The algorithm is necessary for a coding interview for a data scientist and a software engineering job. This article’s topic is one of the most important subjects.
Problem
Write a function to return True if there exists a pair of numbers whose summation equals the given target number, or to return False otherwise. You may assume that an element in a list is an integer.
Solution – Normal Approach
This solution is a simple approach, but not a computationally efficient method. Time Complexity is $O(N^2)$.
The method examines all the sums of two list elements in sequence to determine if they contain the desired result.
def two_sum(nums, target):
"""
Time Complexity O(N^2)
Args:
nums(list): a list of an integer number
target(int): target-integer number
"""
for i in range(len(nums)):
for j in range(len(nums)):
if i != j and target == nums[i] + nums[j]:
return True
return False
Test examples
assert two_sum([10, 2, 3, 1], 5) == True
assert two_sum([1, 2, 3, 4], 1) == False
Solution – Better Approach
This solution is an improved approach, then the Time Complexity is $O(N)$!
The key concept is as follows. First, we choose one element in each iteration. As a result, we can determine the desired element from the “target number – one element”. Second, we check whether the desired element exists in a cache, where the cache is a list containing elements examined in iterations already performed.

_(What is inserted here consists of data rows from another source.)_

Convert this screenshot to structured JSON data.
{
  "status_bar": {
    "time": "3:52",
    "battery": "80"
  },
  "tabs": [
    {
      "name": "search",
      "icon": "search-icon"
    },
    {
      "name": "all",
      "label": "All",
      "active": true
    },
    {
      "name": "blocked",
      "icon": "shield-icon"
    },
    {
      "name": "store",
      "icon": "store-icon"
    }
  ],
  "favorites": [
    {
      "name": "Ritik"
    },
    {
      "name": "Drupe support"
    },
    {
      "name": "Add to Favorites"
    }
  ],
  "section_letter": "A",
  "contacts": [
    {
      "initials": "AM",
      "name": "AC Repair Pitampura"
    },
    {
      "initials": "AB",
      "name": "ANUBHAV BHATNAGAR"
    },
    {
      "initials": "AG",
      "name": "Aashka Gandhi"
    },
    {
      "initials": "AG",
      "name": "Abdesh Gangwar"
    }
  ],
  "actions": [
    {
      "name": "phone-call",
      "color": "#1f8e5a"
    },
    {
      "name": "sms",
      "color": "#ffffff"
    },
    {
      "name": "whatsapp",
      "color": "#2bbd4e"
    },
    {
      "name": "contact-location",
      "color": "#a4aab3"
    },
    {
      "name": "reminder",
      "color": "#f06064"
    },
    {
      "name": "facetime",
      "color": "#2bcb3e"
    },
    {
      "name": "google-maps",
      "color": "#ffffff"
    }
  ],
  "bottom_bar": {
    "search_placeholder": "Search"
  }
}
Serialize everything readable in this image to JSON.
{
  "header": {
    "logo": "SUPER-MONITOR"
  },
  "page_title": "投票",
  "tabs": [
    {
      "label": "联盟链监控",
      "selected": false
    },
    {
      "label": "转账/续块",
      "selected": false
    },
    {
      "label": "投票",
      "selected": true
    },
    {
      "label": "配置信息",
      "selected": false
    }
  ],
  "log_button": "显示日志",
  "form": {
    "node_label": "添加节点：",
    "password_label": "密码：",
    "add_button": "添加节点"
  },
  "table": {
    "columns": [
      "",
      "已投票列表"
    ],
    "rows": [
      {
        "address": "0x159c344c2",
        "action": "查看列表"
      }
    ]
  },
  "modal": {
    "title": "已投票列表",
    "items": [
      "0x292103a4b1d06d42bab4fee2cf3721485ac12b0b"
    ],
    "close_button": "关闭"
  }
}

By repeating the above procedures, it is possible to determine whether a desired pair of elements is included in the list.
def two_sum(nums, target):
"""
Time Complexity O(N)
Args:
nums(list): a list of an integer number
target(int): target-integer number
"""
cache = set()
for n in nums:
ans = target - n
if ans in cache:
return True
else:
cache.add(n)
return False
Test examples
assert two_sum([10, 2, 3, 1], 5) == True
assert two_sum([1, 2, 3, 4], 1) == False
Appendix: The case that the indices of numbers are required
Problem
Write a function to return the indices of the two numbers whose summation equals the given target number, or to return False otherwise. You may assume that an element in a list is an integer.
Solution
In this case, we should use a hash map, i.e., the dictionary in Python. The concept of a solution is the same as above. However, we have to store the indices of each number.
def two_sum(nums, target):
cache = {}
for i, n in enumerate(nums):
ans = target - n
if ans in cache:
return (cache[i], i)
else:
cache[n] = i
return False
Test examples
assert two_sum([10, 2, 3, 1], 5) == (1, 2)
assert two_sum([1, 2, 3, 4], 1) == False